Merck noted last week that its pill reduces the risk of death and hospitalization by 30%, a percentage lower than the 50% initially announced, but FDA experts concluded that the results for now are positive and should be authorized for emergency use. .

Specifically, they considered that the pill should be administered to adults who are experiencing mild or moderate symptoms of Covid-19 and who are at higher risk of being hospitalized or dying due to their age or previous illnesses, including asthma and obesity.

However, experts warned that the pill could cause fetal defects if taken during pregnancy, so they asked the FDA to take that factor into account.

The committee’s vote is not binding and, now, it is up to the FDA to evaluate the effectiveness of the pill so that later the Centers for Disease Control and Prevention (CDC, in English) issue what would be the final decision.

If approved, Merck’s pill could become the first drug Americans can take orally at home to treat COVID-19.

That pill known as lagevrio or molnupiravir has already been authorized in the United Kingdom.

One of the most anticipated interventions before the committee was that of the vice president of Merck’s infectious diseases and vaccine research department, Daria Hazuda, who stated that the pill should in principle be equally effective against any new variant of the virus.

Specifically, Hazuda spoke to the committee’s experts to explain exactly how this pill works.

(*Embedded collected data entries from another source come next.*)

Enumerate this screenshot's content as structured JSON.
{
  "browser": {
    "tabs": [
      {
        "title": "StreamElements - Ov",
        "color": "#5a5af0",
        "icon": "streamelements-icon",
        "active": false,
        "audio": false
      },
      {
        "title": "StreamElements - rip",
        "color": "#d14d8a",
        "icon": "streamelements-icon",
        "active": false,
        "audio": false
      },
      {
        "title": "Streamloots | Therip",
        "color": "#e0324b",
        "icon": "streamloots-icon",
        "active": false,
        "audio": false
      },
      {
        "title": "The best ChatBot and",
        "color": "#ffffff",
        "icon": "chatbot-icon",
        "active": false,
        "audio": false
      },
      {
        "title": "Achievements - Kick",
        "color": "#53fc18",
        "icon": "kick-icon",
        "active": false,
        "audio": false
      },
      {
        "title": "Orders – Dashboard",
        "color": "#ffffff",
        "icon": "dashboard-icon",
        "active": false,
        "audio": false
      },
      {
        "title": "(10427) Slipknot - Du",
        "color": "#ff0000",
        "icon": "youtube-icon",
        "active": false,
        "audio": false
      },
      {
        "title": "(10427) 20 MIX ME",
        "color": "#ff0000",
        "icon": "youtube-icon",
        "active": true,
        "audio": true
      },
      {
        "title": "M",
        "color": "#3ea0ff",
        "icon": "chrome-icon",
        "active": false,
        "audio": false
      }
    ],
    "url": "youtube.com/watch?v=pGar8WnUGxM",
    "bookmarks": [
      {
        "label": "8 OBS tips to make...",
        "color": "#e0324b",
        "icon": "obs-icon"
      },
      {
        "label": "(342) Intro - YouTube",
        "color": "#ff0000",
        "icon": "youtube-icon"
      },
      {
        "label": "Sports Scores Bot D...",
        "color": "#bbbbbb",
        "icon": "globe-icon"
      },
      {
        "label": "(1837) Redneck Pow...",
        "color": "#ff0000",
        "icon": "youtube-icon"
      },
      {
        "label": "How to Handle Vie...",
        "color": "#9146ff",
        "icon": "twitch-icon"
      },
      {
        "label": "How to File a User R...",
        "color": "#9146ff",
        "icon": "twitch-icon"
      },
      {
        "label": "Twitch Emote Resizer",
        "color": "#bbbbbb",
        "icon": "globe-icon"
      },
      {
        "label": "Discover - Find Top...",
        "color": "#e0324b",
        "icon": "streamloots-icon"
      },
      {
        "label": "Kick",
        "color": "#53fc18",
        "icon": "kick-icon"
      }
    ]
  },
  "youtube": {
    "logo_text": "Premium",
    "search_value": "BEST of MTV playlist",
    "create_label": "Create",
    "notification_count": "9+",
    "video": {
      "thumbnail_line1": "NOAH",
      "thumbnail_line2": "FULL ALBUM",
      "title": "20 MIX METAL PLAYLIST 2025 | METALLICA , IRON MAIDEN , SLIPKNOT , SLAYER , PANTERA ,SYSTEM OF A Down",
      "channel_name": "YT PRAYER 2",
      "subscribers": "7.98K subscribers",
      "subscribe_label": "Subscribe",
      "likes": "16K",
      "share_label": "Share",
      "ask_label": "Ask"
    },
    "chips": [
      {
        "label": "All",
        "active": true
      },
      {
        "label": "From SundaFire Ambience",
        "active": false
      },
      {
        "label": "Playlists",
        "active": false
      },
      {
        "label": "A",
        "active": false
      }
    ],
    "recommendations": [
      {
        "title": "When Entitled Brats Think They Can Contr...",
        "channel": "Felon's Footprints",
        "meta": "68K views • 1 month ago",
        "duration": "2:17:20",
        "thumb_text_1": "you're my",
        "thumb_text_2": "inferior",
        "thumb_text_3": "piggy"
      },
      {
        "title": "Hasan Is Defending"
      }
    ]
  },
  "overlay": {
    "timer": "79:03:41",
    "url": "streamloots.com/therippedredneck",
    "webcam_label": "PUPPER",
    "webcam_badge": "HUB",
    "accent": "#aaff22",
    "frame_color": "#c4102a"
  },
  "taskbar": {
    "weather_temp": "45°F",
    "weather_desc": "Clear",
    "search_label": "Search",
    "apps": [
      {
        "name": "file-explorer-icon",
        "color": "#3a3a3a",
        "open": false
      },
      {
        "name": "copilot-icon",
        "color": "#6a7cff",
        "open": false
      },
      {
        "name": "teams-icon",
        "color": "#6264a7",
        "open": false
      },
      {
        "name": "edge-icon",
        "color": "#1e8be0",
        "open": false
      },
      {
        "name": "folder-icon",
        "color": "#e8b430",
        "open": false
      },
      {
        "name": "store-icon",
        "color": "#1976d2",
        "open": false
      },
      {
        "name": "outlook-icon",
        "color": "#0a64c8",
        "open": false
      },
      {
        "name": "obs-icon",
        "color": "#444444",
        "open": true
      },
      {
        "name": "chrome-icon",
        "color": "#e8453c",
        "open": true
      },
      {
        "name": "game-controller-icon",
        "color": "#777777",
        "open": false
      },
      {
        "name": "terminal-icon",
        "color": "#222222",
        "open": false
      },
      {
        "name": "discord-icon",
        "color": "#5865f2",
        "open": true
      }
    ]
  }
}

With a few slides, Hazuda detailed how the drug attacks an enzyme that the covid-19 virus uses to make copies of itself, thus preventing its multiplication and keeping the viral load at low levels in the body, thereby reduces the severity of the disease.

In this context, he explained that the pill would have a “similar activity against any new variant” and, based on the available data, he considered that this drug has a “favorable residence profile”, therefore it would continue to reduce the rates of hospital admissions and deaths.

However, the expert did not expressly mention how effective the pill would be against the new omicron variant, detected for the first time in South Africa.

This new variant of covid-19 is characterized by having a high number of mutations that could lead to greater transmissibility; But scientists around the world are still investigating how effective the available vaccines and treatments would be.

In addition to the Merck pill, Pfizer announced earlier this month the creation of another pill that reduces the risk of death from COVID-19 by almost 90% for those infected with comorbidities.

Experts agree that obtaining easy-to-administer treatments for those infected by COVID-19 could be a turning point in the pandemic, which in the US alone has killed 777,000 people since March 2020.